Le droit commun concernant les jeunes majeurs est particulièrement déficient. De fait, le système français est historiquement fondé sur un système de droits familialisés et non individuels. Que ce soit par un scénario d’évolution du droit commun ou celui de création d’un droit spécifique pour les jeunes majeurs, la situation ne s’améliorera significativement et dans la durée que par la mise en place pour tous les jeunes de 18 ans (ou seulement de l’ASE) d’un droit à des ressources et un accompagnement personnalisé. Dans la seconde hypothèse, il consisterait en une prise en charge jusqu’à la fin des études ou le premier emploi durable (CDD de plus de 6 mois ou CDI), cofinancée par l’Etat et les départements. L’UNSA soutient cette préconisation n°12 du CESE.

Par ailleurs, la création du pécule alimenté par l’allocation de rentrée scolaire laisse de côté plus d’un quart des enfants accueillis au regard des conditions de son versement (source HCEFA).
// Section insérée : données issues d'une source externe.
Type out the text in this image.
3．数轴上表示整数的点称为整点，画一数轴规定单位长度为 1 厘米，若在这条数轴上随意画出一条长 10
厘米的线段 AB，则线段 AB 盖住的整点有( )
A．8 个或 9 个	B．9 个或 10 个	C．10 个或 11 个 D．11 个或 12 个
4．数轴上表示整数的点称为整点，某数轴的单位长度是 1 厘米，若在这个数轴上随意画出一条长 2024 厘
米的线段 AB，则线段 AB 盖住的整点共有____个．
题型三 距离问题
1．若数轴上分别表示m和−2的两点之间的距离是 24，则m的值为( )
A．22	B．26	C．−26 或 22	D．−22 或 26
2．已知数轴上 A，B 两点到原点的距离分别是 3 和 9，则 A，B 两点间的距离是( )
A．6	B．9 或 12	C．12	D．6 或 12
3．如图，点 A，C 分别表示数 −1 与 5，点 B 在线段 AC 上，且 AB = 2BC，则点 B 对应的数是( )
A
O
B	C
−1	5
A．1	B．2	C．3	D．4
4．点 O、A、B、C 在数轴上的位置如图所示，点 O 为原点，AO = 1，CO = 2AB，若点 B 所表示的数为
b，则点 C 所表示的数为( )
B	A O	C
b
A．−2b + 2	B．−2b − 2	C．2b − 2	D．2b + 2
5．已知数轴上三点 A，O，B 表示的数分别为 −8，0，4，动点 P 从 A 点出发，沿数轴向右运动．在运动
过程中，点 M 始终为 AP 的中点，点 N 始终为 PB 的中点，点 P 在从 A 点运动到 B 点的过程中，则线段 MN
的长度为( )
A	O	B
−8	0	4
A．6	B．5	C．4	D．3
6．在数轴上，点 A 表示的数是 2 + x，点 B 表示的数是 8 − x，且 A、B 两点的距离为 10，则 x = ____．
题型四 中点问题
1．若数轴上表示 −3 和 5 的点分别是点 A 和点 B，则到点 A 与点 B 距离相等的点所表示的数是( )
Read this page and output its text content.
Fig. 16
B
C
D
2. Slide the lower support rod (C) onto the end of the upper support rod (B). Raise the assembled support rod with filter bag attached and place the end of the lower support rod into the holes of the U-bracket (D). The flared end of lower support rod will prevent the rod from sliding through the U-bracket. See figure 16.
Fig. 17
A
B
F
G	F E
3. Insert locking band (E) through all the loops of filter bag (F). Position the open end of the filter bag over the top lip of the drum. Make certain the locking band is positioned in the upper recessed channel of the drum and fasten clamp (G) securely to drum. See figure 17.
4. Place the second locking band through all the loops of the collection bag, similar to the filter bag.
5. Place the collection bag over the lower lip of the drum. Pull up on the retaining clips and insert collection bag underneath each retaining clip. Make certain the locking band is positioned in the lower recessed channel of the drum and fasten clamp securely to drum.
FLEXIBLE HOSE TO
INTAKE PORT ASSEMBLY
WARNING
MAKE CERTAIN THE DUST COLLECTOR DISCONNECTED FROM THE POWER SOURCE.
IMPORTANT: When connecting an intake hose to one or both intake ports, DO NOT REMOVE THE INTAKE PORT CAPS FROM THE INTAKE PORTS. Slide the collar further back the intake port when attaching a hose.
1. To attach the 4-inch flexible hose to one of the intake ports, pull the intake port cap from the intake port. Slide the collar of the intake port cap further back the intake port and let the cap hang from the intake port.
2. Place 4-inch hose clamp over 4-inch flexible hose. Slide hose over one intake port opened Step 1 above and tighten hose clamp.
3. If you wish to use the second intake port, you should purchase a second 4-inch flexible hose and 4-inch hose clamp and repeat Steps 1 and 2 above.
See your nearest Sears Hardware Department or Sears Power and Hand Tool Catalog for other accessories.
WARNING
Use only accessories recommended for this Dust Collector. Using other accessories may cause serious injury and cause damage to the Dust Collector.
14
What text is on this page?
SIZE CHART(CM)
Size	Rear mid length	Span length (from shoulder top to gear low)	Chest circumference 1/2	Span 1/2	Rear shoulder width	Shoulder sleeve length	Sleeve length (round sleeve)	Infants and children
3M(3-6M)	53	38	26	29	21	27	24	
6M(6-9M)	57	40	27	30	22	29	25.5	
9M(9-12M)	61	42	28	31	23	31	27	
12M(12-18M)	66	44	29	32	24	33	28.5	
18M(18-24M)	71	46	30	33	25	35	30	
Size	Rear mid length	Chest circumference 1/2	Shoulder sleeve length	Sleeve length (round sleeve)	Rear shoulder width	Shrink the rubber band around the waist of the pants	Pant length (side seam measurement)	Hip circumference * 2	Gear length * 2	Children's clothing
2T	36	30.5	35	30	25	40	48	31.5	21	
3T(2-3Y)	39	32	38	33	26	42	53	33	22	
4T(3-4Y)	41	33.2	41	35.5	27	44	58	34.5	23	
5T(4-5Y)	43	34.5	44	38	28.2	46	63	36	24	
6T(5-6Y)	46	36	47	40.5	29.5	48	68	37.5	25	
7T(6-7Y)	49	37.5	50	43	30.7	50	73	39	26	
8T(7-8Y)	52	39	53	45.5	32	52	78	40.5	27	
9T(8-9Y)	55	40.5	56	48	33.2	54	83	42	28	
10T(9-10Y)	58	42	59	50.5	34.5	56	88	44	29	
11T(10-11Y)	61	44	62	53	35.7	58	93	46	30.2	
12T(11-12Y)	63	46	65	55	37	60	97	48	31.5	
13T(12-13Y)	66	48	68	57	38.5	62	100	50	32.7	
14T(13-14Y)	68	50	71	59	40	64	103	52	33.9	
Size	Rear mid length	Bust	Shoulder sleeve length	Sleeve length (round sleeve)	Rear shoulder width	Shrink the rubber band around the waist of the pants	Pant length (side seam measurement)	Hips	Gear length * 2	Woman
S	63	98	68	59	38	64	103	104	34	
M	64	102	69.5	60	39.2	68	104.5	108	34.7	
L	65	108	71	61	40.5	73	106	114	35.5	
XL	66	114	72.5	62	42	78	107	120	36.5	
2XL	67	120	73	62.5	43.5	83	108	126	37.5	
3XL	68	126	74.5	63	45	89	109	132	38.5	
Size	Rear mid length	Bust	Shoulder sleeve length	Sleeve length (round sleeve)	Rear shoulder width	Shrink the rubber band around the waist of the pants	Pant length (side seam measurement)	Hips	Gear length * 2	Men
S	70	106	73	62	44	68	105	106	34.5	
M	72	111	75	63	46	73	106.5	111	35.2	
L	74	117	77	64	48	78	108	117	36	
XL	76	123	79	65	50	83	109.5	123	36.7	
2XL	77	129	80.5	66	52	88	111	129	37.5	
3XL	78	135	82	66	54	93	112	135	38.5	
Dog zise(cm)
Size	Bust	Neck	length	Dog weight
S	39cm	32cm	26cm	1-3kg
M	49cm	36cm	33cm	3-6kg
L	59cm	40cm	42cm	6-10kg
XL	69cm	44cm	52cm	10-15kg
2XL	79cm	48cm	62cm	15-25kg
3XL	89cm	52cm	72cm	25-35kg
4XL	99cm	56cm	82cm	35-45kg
Aussi, sans modification majeure du système actuel et même avec une mobilisation de tous les acteurs, nombreux sont les jeunes qui ne pourront être autonomes financièrement à la sortie de l’ASE : scolaires, absence de pécule ARS, hors critères d’obtention de l’AAH, bourse universitaire ne couvrant pas l’intégralité des frais d’études et du quotidien, …

4. Insertion sociale, professionnelle, formation et mobilité

L’UNSA salue les avancées significatives contenues dans le projet de loi initial

  • L’obligation de poursuite de prise en charge par les services de l’ASE au regard de critères objectifs, et notamment l’achèvement d’un cycle scolaire (second degré ou universitaire), y compris pour les MNA (en excluant, sauf cas particulier, la pratique du renouvellement de contrats courts qui met en stress inutile le jeune étudiant).
  • La levée de la barrière d’âge de 21 ans
  • La possibilité de renouveler un accompagnement après une interruption : le droit « à l’essai » est une bonne chose, mais doit inclure la liberté du jeune de ne pas vouloir (ou ne pas pouvoir) construire un projet (il est majeur).
  • La mise en place d’entretiens six mois puis un an après la sortie du dispositif de l’ASE, qui s’apparentent au service de suite existant dans les établissements et services médico-sociaux (ESMS).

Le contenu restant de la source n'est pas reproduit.